Calculate Cox Regression

In the first step we now need to calculate the Cox Regression, we do this now online using DATAtab, then we go through how to interpret the results.

To calculate the Cox Proportional Hazards Survival Regression, we simply go to the Cox Regression Calculator and copy our data into this table, simply using "copy and paste" as in Excel.

Now we click on "Survival Analysis." Depending on which variables you want to select, different methods of survival analysis will be calculated. If you select only the "Time" and the "Status", the Kaplan Meier curve will be displayed.

If you now click on the drug, you will get the log rank test. If you also select the age, the Cox regression will be calculated.

Interpreting Cox Regression

Now you get the result, let's have a closer look at it.

In the first column are the names of the variables. The first row shows the variable drug and the second row shows the age of the persons.

The most important values of this table are now the estimated regression coefficient and the p-value. Using the p-value, you can read whether the regression coefficient is significantly different from zero.

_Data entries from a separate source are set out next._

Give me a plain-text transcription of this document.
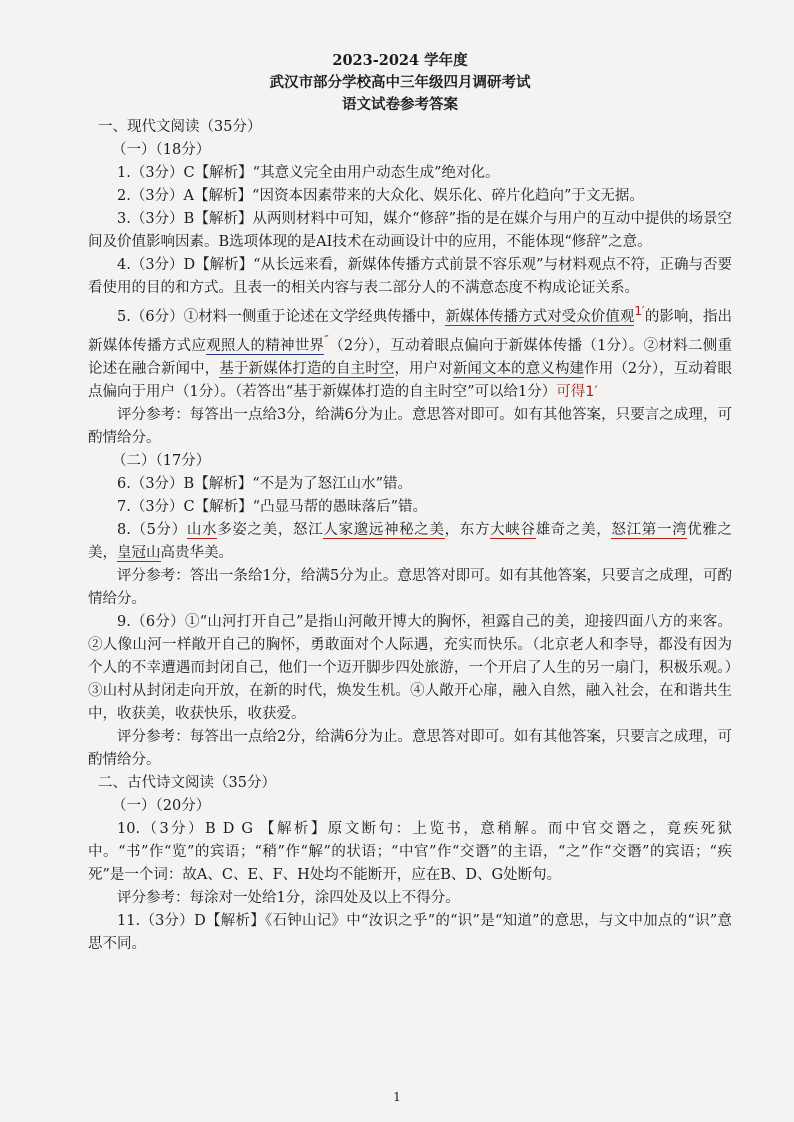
2023-2024 学年度
武汉市部分学校高中三年级四月调研考试
语文试卷参考答案
一、现代文阅读（35分）
（一）（18分）
1.（3分）C【解析】“其意义完全由用户动态生成”绝对化。
2.（3分）A【解析】“因资本因素带来的大众化、娱乐化、碎片化趋向”于文无据。
3.（3分）B【解析】从两则材料中可知，媒介“修辞”指的是在媒介与用户的互动中提供的场景空间及价值影响因素。B选项体现的是AI技术在动画设计中的应用，不能体现“修辞”之意。
4.（3分）D【解析】“从长远来看，新媒体传播方式前景不容乐观”与材料观点不符，正确与否要看使用的目的和方式。且表一的相关内容与表二部分人的不满意态度不构成论证关系。
5.（6分）①材料一侧重于论述在文学经典传播中，新媒体传播方式对受众价值观$^{1'}$的影响，指出新媒体传播方式应观照人的精神世界″（2分），互动着眼点偏向于新媒体传播（1分）。②材料二侧重论述在融合新闻中，基于新媒体打造的自主时空，用户对新闻文本的意义构建作用（2分），互动着眼点偏向于用户（1分）。（若答出“基于新媒体打造的自主时空”可以给1分）可得1′
评分参考：每答出一点给3分，给满6分为止。意思答对即可。如有其他答案，只要言之成理，可酌情给分。
（二）（17分）
6.（3分）B【解析】“不是为了怒江山水”错。
7.（3分）C【解析】“凸显马帮的愚昧落后”错。
8.（5分）山水多姿之美，怒江人家邈远神秘之美，东方大峡谷雄奇之美，怒江第一湾优雅之美，皇冠山高贵华美。
评分参考：答出一条给1分，给满5分为止。意思答对即可。如有其他答案，只要言之成理，可酌情给分。
9.（6分）①“山河打开自己”是指山河敞开博大的胸怀，袒露自己的美，迎接四面八方的来客。②人像山河一样敞开自己的胸怀，勇敢面对个人际遇，充实而快乐。（北京老人和李导，都没有因为个人的不幸遭遇而封闭自己，他们一个迈开脚步四处旅游，一个开启了人生的另一扇门，积极乐观。）③山村从封闭走向开放，在新的时代，焕发生机。④人敞开心扉，融入自然，融入社会，在和谐共生中，收获美，收获快乐，收获爱。
评分参考：每答出一点给2分，给满6分为止。意思答对即可。如有其他答案，只要言之成理，可酌情给分。
二、古代诗文阅读（35分）
（一）（20分）
10.（3分）B D G 【解析】原文断句：上览书，意稍解。而中官交谮之，竟疾死狱中。“书”作“览”的宾语；“稍”作“解”的状语；“中官”作“交谮”的主语，“之”作“交谮”的宾语；“疾死”是一个词：故A、C、E、F、H处均不能断开，应在B、D、G处断句。
评分参考：每涂对一处给1分，涂四处及以上不得分。
11.（3分）D【解析】《石钟山记》中“汝识之乎”的“识”是“知道”的意思，与文中加点的“识”意思不同。
1
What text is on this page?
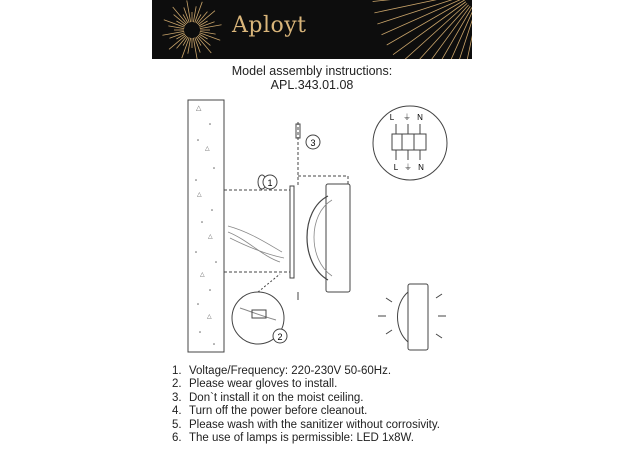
Aployt
Model assembly instructions:
APL.343.01.08
△
△
△
△
△
△
1
3
2
L ⏚ N
L ⏚ N
1. Voltage/Frequency: 220-230V 50-60Hz.
2. Please wear gloves to install.
3. Don`t install it on the moist ceiling.
4. Turn off the power before cleanout.
5. Please wash with the sanitizer without corrosivity.
6. The use of lamps is permissible: LED 1x8W.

So the null hypothesis is that in the population the coefficient is zero. Assuming, as usual, that the significance level is set at 5%, the null hypothesis is rejected for p-values less than 5 or 0.05. Thus, the coefficient is significantly different from zero.

In the case of drug, the p-value is less than 0.05 and thus there is a significant difference from zero.

In the case of age, we obtain a p-value of 0.221, which is thus greater than 0.05. Therefore, in this case, the null hypothesis is not rejected or retained and we assume, based on these data, that age has no significant effect on the survival curve.